Fried releva la tête, pendant que Julius fermait la porte.
— Comment es-tu arrivé là ? Et c'est quoi cette tenue ? demanda Fried en souriant malgré lui.
— C'est une longue histoire, et la priorité est de te sortir de là.
Il se dirigea vers la fenêtre et l'ouvrit, il fit un signe du pouce, Kaede s'approcha, essayant de contenir un rire. Il laissa sa nature démoniaque prendre. Par les yeux de Julius, je vis les pupilles de notre ami rougeoyer alors que ses ailes d'ange déchu apparaissaient. D'un mouvement gracieux, il s'envola jusqu'à la fenêtre et tendit une corde à Julius qui l'attacha au pied du lit. Vérifiant une dernière fois que la voie était libre, nous indiquâmes à Fried de sortir.
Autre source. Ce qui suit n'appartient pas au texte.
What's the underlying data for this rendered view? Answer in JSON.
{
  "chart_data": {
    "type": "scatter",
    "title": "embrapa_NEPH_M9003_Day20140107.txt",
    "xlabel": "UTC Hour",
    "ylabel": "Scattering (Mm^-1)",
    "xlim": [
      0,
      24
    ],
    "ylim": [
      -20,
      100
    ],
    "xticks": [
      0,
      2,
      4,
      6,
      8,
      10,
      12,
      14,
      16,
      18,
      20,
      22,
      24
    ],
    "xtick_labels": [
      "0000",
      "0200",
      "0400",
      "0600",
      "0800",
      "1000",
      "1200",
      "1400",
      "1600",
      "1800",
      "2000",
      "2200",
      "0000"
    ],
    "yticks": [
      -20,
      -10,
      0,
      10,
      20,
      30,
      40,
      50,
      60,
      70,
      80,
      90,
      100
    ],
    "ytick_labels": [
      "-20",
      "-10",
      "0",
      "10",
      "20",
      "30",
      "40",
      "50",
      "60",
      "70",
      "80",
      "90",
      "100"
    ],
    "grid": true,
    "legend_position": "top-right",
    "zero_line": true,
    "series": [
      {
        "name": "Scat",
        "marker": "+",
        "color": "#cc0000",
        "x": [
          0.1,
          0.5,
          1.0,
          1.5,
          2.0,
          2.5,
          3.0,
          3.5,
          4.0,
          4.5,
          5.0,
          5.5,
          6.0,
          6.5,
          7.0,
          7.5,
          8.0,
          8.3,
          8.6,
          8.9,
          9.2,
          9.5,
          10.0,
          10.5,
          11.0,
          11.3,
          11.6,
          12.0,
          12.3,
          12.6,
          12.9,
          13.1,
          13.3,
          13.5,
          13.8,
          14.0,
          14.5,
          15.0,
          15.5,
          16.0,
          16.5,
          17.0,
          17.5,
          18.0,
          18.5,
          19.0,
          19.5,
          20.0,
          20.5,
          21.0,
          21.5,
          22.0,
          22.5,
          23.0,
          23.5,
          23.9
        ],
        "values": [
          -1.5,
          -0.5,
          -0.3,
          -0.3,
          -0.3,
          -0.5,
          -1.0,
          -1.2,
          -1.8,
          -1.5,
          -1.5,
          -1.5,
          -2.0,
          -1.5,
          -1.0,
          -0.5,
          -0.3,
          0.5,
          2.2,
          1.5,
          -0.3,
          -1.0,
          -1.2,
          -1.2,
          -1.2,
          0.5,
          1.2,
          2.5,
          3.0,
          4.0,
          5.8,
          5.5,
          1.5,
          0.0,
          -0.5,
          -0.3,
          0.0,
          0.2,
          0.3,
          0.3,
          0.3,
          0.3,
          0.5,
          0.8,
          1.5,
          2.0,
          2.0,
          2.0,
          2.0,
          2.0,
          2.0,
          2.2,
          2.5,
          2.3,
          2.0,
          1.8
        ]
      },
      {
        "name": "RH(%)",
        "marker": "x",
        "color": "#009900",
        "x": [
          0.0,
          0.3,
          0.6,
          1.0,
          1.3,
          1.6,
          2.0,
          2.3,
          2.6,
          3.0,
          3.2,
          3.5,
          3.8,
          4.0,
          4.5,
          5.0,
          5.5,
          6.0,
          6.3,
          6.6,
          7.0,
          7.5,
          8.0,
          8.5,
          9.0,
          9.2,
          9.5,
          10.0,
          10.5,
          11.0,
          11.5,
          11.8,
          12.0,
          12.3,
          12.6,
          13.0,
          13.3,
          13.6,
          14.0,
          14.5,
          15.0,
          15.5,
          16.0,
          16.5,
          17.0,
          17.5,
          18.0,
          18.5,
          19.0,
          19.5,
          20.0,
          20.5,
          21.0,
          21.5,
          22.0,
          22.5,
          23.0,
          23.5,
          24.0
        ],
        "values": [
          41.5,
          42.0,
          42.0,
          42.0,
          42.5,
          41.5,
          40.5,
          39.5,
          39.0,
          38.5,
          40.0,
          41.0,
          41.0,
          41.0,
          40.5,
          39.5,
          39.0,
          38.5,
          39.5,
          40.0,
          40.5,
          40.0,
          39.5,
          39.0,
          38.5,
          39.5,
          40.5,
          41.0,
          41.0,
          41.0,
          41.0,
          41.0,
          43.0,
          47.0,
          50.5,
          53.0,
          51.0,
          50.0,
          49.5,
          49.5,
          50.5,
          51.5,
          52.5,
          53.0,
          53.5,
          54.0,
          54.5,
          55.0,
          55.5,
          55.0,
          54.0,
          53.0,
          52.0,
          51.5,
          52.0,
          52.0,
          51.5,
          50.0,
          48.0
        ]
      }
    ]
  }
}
Je retins mon souffle, l'angoisse m'étouffant. Je ne me détendis que lorsque Julius et Fried nous eurent rejoins. Isabelle sauta dans les bras du jeune prince, soulagée qu'il aille bien.
Gerd se tourna vers Julius, qui commençait déjà à enlever ses chaussures.
— Il est temps d'enlever ce sceau.
S'approchant de moi, il saisit mon poignet et passa un doigt sur la marque. Alors qu'un éclair de chaleur traversait mon avant-bras, je sentis un goût bileux sur ma langue. Oh pas maintenant ! Je m'écartai brusquement et vidai mes tripes dans un buisson. En me relevant, je m'aperçus que Julius avait fait de même, probablement les effets secondaires de cette magie.
***
Il était plus 00h00 lorsque nous arrivâmes au lycée. J'étais exténuée, mes yeux me brûlaient et j'avais la nette sensation d'être malade. J'avais à nouveau vomi en arrivant dans les toilettes du dortoir. Je m'étais dépêchée d'aller me coucher avant que Caro ne remarque mon absence.
La soirée n'avait pas été vaine, Fried était sain et sauf... la reine ne lui avait rien fait. Son comportement m'avait paru étrange, mais je ne poussais pas sa réflexion plus loin, le sommeil m'emporta.